I managed to show that $\prod_{m+1\le p\le 2m}p\le {2m\choose m}$, and I sort of know how this $4^n$ is achieved by similar processes, but I am having a problem making my way to those expressions exactly.
Attempt(which I hope you could relate to): Let us denote the set of prime numbers in $[m,n]$ as $\pi(m,n)$. Then: $\pi(1,n)=(\pi(\lfloor{n\over 2}\rfloor+1,2\lfloor{n\over 2}\rfloor)\cup\pi(2\lfloor{n\over 2}\rfloor+1,n))\cup(\pi(\lfloor{n\over 4}\rfloor+1,2\lfloor{n\over 2}\rfloor)\cup\pi(2\lfloor{n\over 4}\rfloor+1,\lfloor{n\over 2}\rfloor))\cup...\cup(\pi(\lfloor{n\over 2^i}\rfloor+1,2\lfloor{n\over 2^i}\rfloor)\cup\pi(2\lfloor{n\over 2^i}\rfloor+1,\lfloor{n\over 2^{i-1}}\rfloor))\cup...$.

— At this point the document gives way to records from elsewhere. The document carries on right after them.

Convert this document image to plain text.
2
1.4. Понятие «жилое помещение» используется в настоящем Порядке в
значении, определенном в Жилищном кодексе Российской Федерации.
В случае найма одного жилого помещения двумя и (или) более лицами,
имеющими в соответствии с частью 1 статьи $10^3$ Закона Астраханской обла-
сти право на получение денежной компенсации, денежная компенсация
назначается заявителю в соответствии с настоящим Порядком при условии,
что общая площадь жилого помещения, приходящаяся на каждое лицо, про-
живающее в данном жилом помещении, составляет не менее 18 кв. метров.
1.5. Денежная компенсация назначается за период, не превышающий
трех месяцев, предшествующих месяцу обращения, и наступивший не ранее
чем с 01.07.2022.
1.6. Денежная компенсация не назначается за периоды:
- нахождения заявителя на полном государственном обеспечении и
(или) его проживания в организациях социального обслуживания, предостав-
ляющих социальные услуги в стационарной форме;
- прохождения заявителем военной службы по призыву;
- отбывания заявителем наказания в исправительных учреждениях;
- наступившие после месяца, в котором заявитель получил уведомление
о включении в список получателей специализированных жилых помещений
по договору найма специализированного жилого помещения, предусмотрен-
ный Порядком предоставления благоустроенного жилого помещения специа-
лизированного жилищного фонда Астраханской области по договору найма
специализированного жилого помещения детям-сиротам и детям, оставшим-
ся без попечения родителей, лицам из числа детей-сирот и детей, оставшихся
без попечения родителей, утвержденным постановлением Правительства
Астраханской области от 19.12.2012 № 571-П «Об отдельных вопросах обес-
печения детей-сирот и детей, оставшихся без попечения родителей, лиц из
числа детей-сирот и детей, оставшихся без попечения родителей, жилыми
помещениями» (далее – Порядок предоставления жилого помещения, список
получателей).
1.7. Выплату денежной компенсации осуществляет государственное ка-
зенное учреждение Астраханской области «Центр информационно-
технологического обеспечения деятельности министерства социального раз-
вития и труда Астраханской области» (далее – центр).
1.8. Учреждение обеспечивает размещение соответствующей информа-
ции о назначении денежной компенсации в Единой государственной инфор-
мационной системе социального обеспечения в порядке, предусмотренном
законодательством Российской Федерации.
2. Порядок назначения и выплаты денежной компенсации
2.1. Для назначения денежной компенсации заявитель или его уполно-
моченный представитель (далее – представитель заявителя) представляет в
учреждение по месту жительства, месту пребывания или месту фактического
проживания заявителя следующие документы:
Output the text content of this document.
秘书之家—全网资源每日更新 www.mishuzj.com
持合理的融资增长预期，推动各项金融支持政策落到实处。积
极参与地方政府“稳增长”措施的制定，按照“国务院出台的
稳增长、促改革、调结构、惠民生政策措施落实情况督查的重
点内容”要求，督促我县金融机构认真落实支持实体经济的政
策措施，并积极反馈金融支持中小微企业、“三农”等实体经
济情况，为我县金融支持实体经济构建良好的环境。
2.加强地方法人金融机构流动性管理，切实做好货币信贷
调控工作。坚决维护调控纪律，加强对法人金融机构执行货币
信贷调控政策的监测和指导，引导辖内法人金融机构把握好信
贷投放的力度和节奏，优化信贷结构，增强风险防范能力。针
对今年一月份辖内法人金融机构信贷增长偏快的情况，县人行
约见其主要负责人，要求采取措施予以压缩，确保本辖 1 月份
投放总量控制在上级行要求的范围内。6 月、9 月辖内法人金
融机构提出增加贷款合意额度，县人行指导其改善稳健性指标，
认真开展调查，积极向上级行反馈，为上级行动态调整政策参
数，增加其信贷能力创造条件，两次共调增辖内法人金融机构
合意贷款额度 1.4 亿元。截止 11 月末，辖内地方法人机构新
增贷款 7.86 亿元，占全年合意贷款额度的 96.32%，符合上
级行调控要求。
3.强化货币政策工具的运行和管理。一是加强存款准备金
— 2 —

Where $\pi(2\lfloor{n\over 2^i}\rfloor+1,\lfloor{n\over 2^{i-1}}\rfloor))$ is a singleton: for $i=1$ it is clear because if $a=2b+1$ then $2\lfloor{a\over 2}\rfloor+1=a=\lfloor{a\over 2^0=1}\rfloor$, and it keeps that way inductively.
First, let us agree that for a set $S$ with no prime numbers, $\prod_{p\in S}p=1$, so as to enable partitioning the intervals. Then $\prod_{1\le p\le n}p=\prod_{p\in\pi(\lfloor{n\over 2}\rfloor+1,2\lfloor{n\over 2}\rfloor)}p\prod_{p\in \pi(\lfloor{n\over 4}\rfloor+1,2\lfloor{n\over 4}\rfloor)}p...\le{2\lfloor {n\over 2}\rfloor\choose \lfloor {n\over 2}\rfloor}\cdot {2\lfloor {n\over 4}\rfloor\choose \lfloor {n\over 4}\rfloor}\cdot {2\lfloor {n\over 8}\rfloor\choose \lfloor {n\over 8}\rfloor}\cdot...$.
Here, I am kinda stuck, and not being fully sure of what I have done so far, I am going to need some guidance, thank you in advance.